LOS ANGELES (CBSLA) – Los Angeles County health officials reported a surge of 548 new coronavirus cases Tuesday, including 10 deaths. It marks the largest one-day spike for the county since the pandemic began.

L.A. County Public Health Director Barbara Ferrer reported that of the 10 deaths, four of the victims were under the age of 65, and one was under the age of 41.

Ferrer reported that the total number of cases in the county is at 3,011, with the total number of deaths at 54. The mortality rate is at 1.8 percent. This includes 115 cases in Long Beach and 25 in Pasadena.

"With today's count of over 3,000 cases, we have more than tripled the number of positive cases in L.A. County in a week," Ferrer said.

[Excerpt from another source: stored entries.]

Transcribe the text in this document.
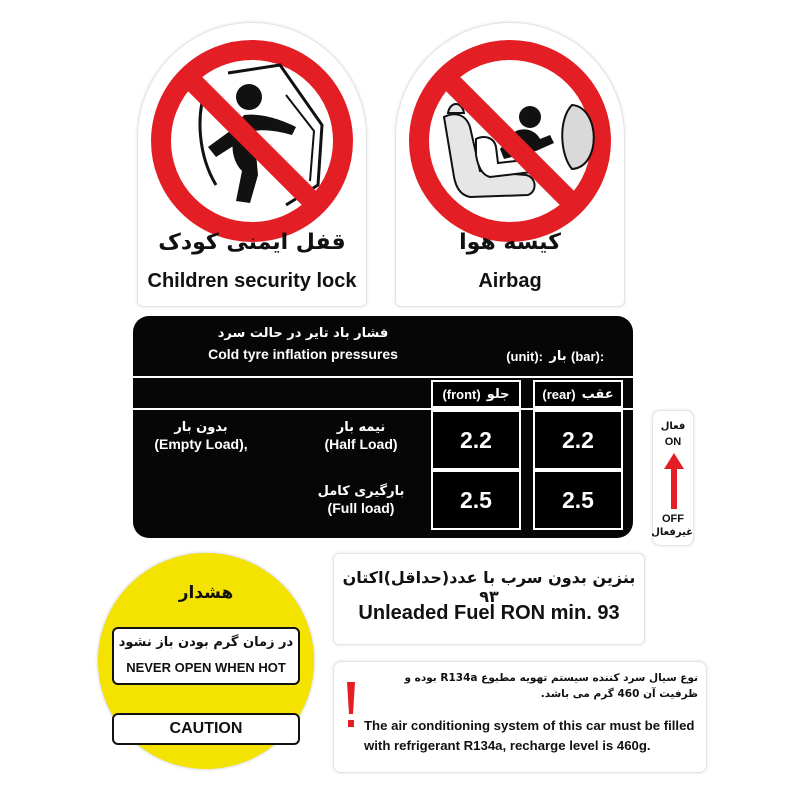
قفل ایمنی کودک
Children security lock
کیسه هوا
Airbag
فشار باد تایر در حالت سرد
Cold tyre inflation pressures	(unit): بار (bar):
(front) جلو	(rear) عقب
بدون بار
(Empty Load),
نیمه بار
(Half Load)	2.2	2.2
بارگیری کامل
(Full load)	2.5	2.5
فعال
ON
OFF
غیرفعال
هشدار
در زمان گرم بودن باز نشود
NEVER OPEN WHEN HOT
CAUTION
بنزین بدون سرب با عدد(حداقل)اکتان ۹۳
Unleaded Fuel RON min. 93
نوع سیال سرد کننده سیستم تهویه مطبوع R134a بوده و ظرفیت آن 460 گرم می باشد.
The air conditioning system of this car must be filled with refrigerant R134a, recharge level is 460g.
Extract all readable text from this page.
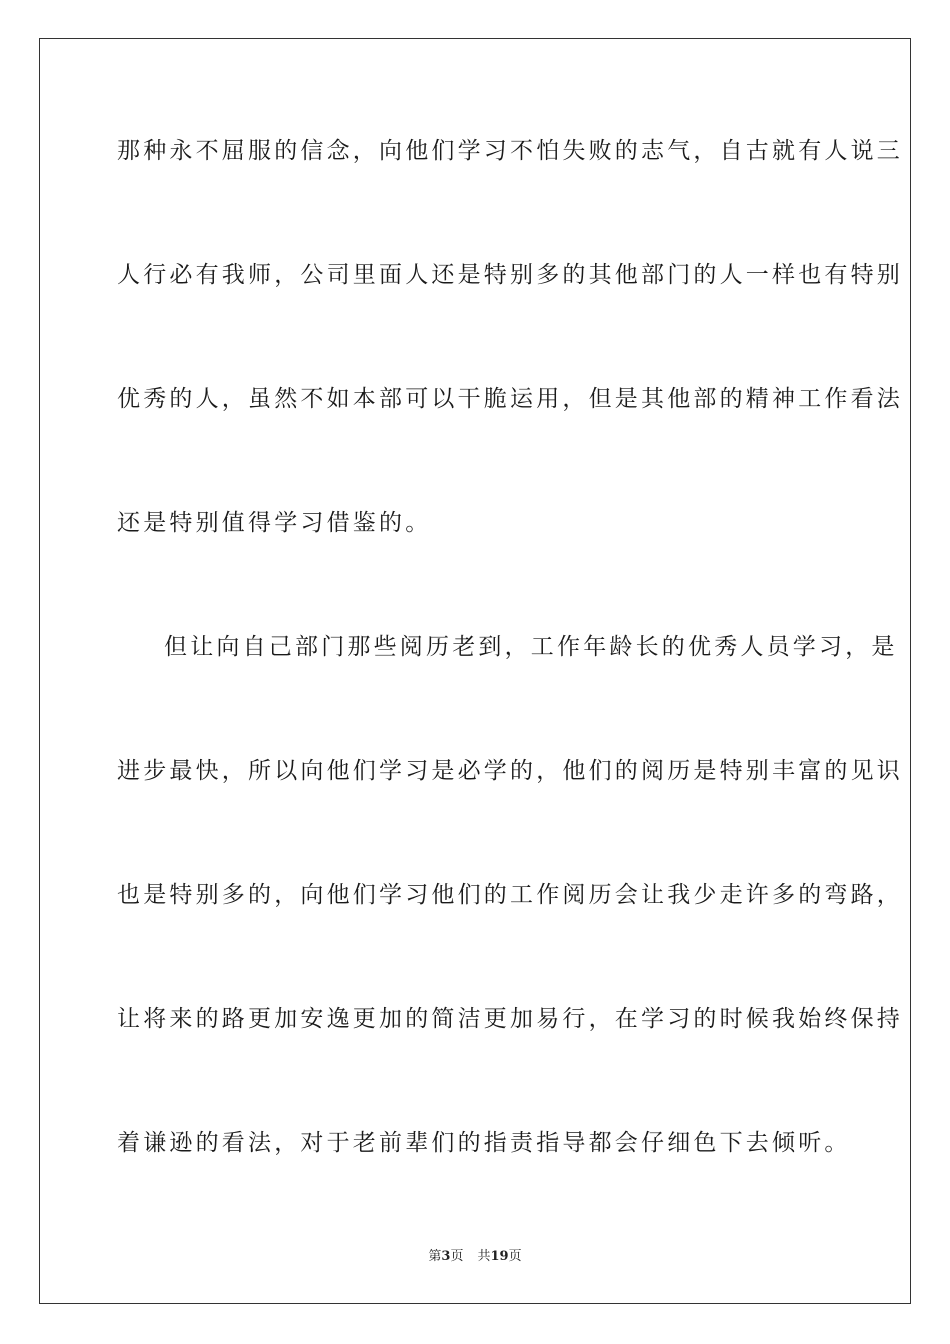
那种永不屈服的信念，向他们学习不怕失败的志气，自古就有人说三
人行必有我师，公司里面人还是特别多的其他部门的人一样也有特别
优秀的人，虽然不如本部可以干脆运用，但是其他部的精神工作看法
还是特别值得学习借鉴的。
但让向自己部门那些阅历老到，工作年龄长的优秀人员学习，是
进步最快，所以向他们学习是必学的，他们的阅历是特别丰富的见识
也是特别多的，向他们学习他们的工作阅历会让我少走许多的弯路，
让将来的路更加安逸更加的简洁更加易行，在学习的时候我始终保持
着谦逊的看法，对于老前辈们的指责指导都会仔细色下去倾听。
第3页 共19页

The surge was partly due to the increased testing capacity, Ferrer noted. More than 19,000 people in the county have been tested. 79 percent of the cases are among people ages 18 to 65.

RELATED: LA County Board Removes Sheriff Alex Villanueva As Head Of Emergency Operations

Furthermore, one of the seven deaths which was reported Monday was a healthcare worker who was over the age of 65, marking the first healthcare worker death in L.A. County from COVID-19, Ferrer said.

Ferrer also said that there have been confirmed coronavirus cases at 35 "institutional settings." This includes 20 nursing homes and skilled nursing facilities and one interim housing facility. The total number of confirmed cases across all the institutional settings was 155, which includes staff and residents.

Eleven of those institutional facilities have reported three or more cases.

Ferrer also explained that there is now "emerging science" that asymptomatic people are infecting others before they themselves show symptoms.

"It's now acknowledged by some well known science and research studies that there in fact is the possibility for people to infect other people before they show any signs of symptoms," she said. "That is why we're now going back 48 hours from the time somebody has some symptoms to identify what may be the close contacts of the person who is positive and/or presumed positive."

According to the CDC, COVID-19 — the disease caused by the coronavirus — is spread from person-to-person through close contact, usually within 6 feet, and mainly via respiratory droplets when an infected person coughs or sneezes.

Symptoms include fever, cough and shortness of breath. People are likely most contagious when they are most symptomatic. Coronavirus can also be spread by touching contaminated surfaces and then touching your mouth, nose and eyes.